UNIDENTIFIED PERSON #2: (Speaking Spanish).

KAHN: Hawking fresh bread from his metal shopping cart, a man zigzags down the potholed streets of one of Buenos Aires' largest slums, known as Villa 21-24, on the outskirts of the capital. It's a juggling act to survive here, says Ana Vasquez (ph), waiting for church to start.

ANA VASQUEZ: (Speaking Spanish).

KAHN: "You barely make it to the end of the month - always juggling, paying back a loan here, working this job there, selling this or that," she says.


UNIDENTIFIED SINGER: (Singing in Spanish).

VASQUEZ: (Singing in Spanish).

UNIDENTIFIED SINGER: (Singing in Spanish).

VASQUEZ: (Singing in Spanish).

KAHN: Poverty is on the rise. Forty percent of Argentines are now poor. Priest Lorenzo De Vedia (ph), known by everyone as Padre Toto (ph), says he's had to open more and more soup kitchens.

PADRE TOTO: (Speaking Spanish).

KAHN: "It used to be helping people make it to the end of the month.

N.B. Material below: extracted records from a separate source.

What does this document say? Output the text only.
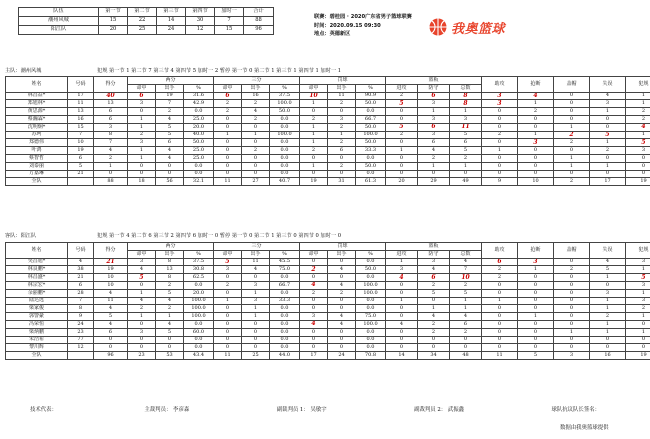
队伍	第一节	第二节	第三节	第四节	加时一	合计
潮州风城	15	22	14	30	7	88
阳江队	20	25	24	12	15	96
联赛：碧桂园 · 2020广东省男子篮球联赛
时间：2020.09.15 09:30
地点：英德新区	我奥篮球
主队：潮州风城	犯规 第一节 1 第二节 7 第三节 4 第四节 5 加时一 2 暂停 第一节 0 第二节 1 第三节 1 第四节 1 加时一 1
姓名	号码	得分	两分			三分			罚球			篮板			助攻	抢断	盖帽	失误	犯规
			命中	出手	%	命中	出手	%	命中	出手	%	进攻	防守	总数					
林昌益*	17	40	6	19	31.6	6	16	37.5	10	11	90.9	2	6	8	3	4	0	4	1
郑旭林*	11	13	3	7	42.9	2	2	100.0	1	2	50.0	5	3	8	3	1	0	3	1
黄思源*	13	6	0	2	0.0	2	4	50.0	0	0	0.0	0	1	1	0	2	0	1	2
蔡瀚霖*	16	6	1	4	25.0	0	2	0.0	2	3	66.7	0	3	3	0	0	0	0	2
沈明炯*	15	3	1	5	20.0	0	0	0.0	1	2	50.0	5	6	11	0	0	1	0	4
苏珂	7	8	2	5	40.0	1	1	100.0	1	1	100.0	2	3	5	2	1	2	5	1
郑德伟	10	7	3	6	50.0	0	0	0.0	1	2	50.0	0	6	6	0	3	2	1	5
叶鸿	19	4	1	4	25.0	0	2	0.0	2	6	33.3	1	4	5	1	0	0	2	3
蔡智哲	6	2	1	4	25.0	0	0	0.0	0	0	0.0	0	2	2	0	0	1	0	0
刘泰丽	5	1	0	0	0.0	0	0	0.0	1	2	50.0	0	1	1	0	0	1	1	0
方嘉琳	21	0	0	0	0.0	0	0	0.0	0	0	0.0	0	0	0	0	0	0	0	0
全队		88	18	56	32.1	11	27	40.7	19	31	61.3	20	29	49	9	10	2	17	19
客队：阳江队	犯规 第一节 4 第二节 6 第三节 2 第四节 6 加时一 0 暂停 第一节 0 第二节 1 第三节 0 第四节 0 加时一 0
姓名	号码	得分	两分			三分			罚球			篮板			助攻	抢断	盖帽	失误	犯规
			命中	出手	%	命中	出手	%	命中	出手	%	进攻	防守	总数					
吴昌旭*	4	21	3	8	37.5	5	11	45.5	0	0	0.0	1	3	4	6	3	0	4	3
林良鹏*	38	19	4	13	30.8	3	4	75.0	2	4	50.0	3	4	7	2	1	2	5	1
林昌盛*	21	10	5	8	62.5	0	0	0.0	0	0	0.0	4	6	10	2	0	0	1	5
林宗宏*	6	10	0	2	0.0	2	3	66.7	4	4	100.0	0	2	2	0	0	0	0	3
余丽鹏*	28	4	1	5	20.0	0	1	0.0	2	2	100.0	0	5	5	0	0	0	3	1
陆达远	7	11	4	4	100.0	1	3	33.3	0	0	0.0	1	0	1	1	0	0	1	3
梁家俊	8	4	2	2	100.0	0	1	0.0	0	0	0.0	0	1	1	0	0	0	1	2
郭警豪	9	5	1	1	100.0	0	1	0.0	3	4	75.0	0	4	4	0	1	0	2	1
冯荣恒	24	4	0	4	0.0	0	0	0.0	4	4	100.0	4	2	6	0	0	0	1	0
梁炳鹏	23	6	3	5	60.0	0	0	0.0	0	0	0.0	0	2	2	0	0	1	1	1
朱浩希	77	0	0	0	0.0	0	0	0.0	0	0	0.0	0	0	0	0	0	0	0	0
黎川辉	12	0	0	0	0.0	0	0	0.0	0	0	0.0	0	0	0	0	0	0	0	0
全队		96	23	53	43.4	11	25	44.0	17	24	70.8	14	34	48	11	5	3	16	19
技术代表：	主裁判员： 李彦森	副裁判员 1： 吴敏宇	副裁判员 2： 武振鑫	球队抗议队长签名：
数据由我奥篮球提供
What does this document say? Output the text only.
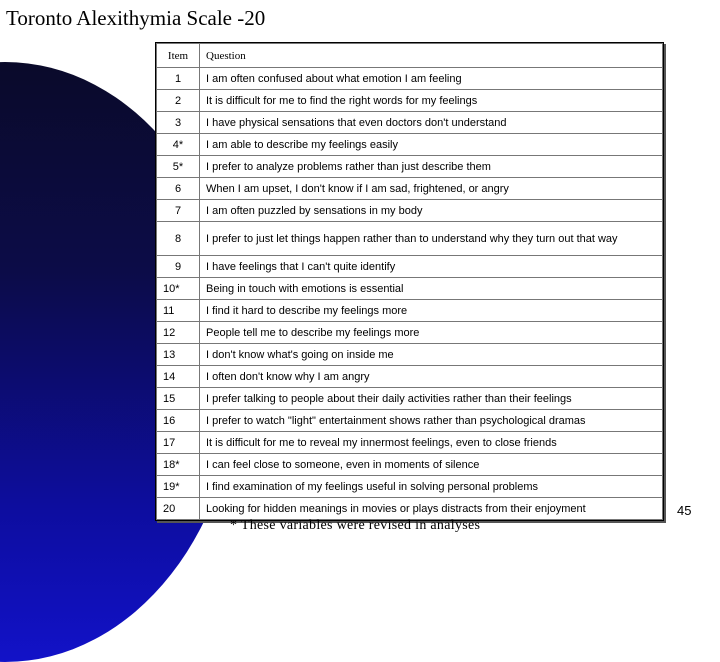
Toronto Alexithymia Scale -20
Item	Question
1	I am often confused about what emotion I am feeling
2	It is difficult for me to find the right words for my feelings
3	I have physical sensations that even doctors don't understand
4*	I am able to describe my feelings easily
5*	I prefer to analyze problems rather than just describe them
6	When I am upset, I don't know if I am sad, frightened, or angry
7	I am often puzzled by sensations in my body
8	I prefer to just let things happen rather than to understand why they turn out that way
9	I have feelings that I can't quite identify
10*	Being in touch with emotions is essential
11	I find it hard to describe my feelings more
12	People tell me to describe my feelings more
13	I don't know what's going on inside me
14	I often don't know why I am angry
15	I prefer talking to people about their daily activities rather than their feelings
16	I prefer to watch "light" entertainment shows rather than psychological dramas
17	It is difficult for me to reveal my innermost feelings, even to close friends
18*	I can feel close to someone, even in moments of silence
19*	I find examination of my feelings useful in solving personal problems
20	Looking for hidden meanings in movies or plays distracts from their enjoyment

* These variables were revised in analyses

45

Now it's just from day to day," he says. Critics say the government refuses to deal with the crisis and must cut runaway government spending by the leftists in power. Current President Alberto Fernandez says he won't sacrifice people's welfare. He says he was handed a country buried in debt four years ago. And he blames the recent plunge in the peso on the right.



KAHN: "This is what they do. They start off in the morning spreading rumors, keep them going all day and make money off manipulating the dollar," he said this week. Fernandez just announced he won't be running for reelection. Presidential elections are slated for October. And it's unlikely the government will devalue the peso before then. But dollar reserves are dropping. And many economists predict they might not be able to hold off much longer.


KAHN: A vendor sweeps up after a farmer's market in Buenos Aires' well-to-do Palermo neighborhood. Thirty-four-year-old Micaiella (ph) waits to take whatever isn't sold. She would only give her first name, fearful of police retribution. She sleeps in the park with her kids, who help her pick up recycling.

MICAIELLA: (Speaking Spanish).

KAHN: She says she just feels like everything these days is going backward, and no one has a plan to move Argentina forward.

Carrie Kahn, NPR News, Buenos Aires.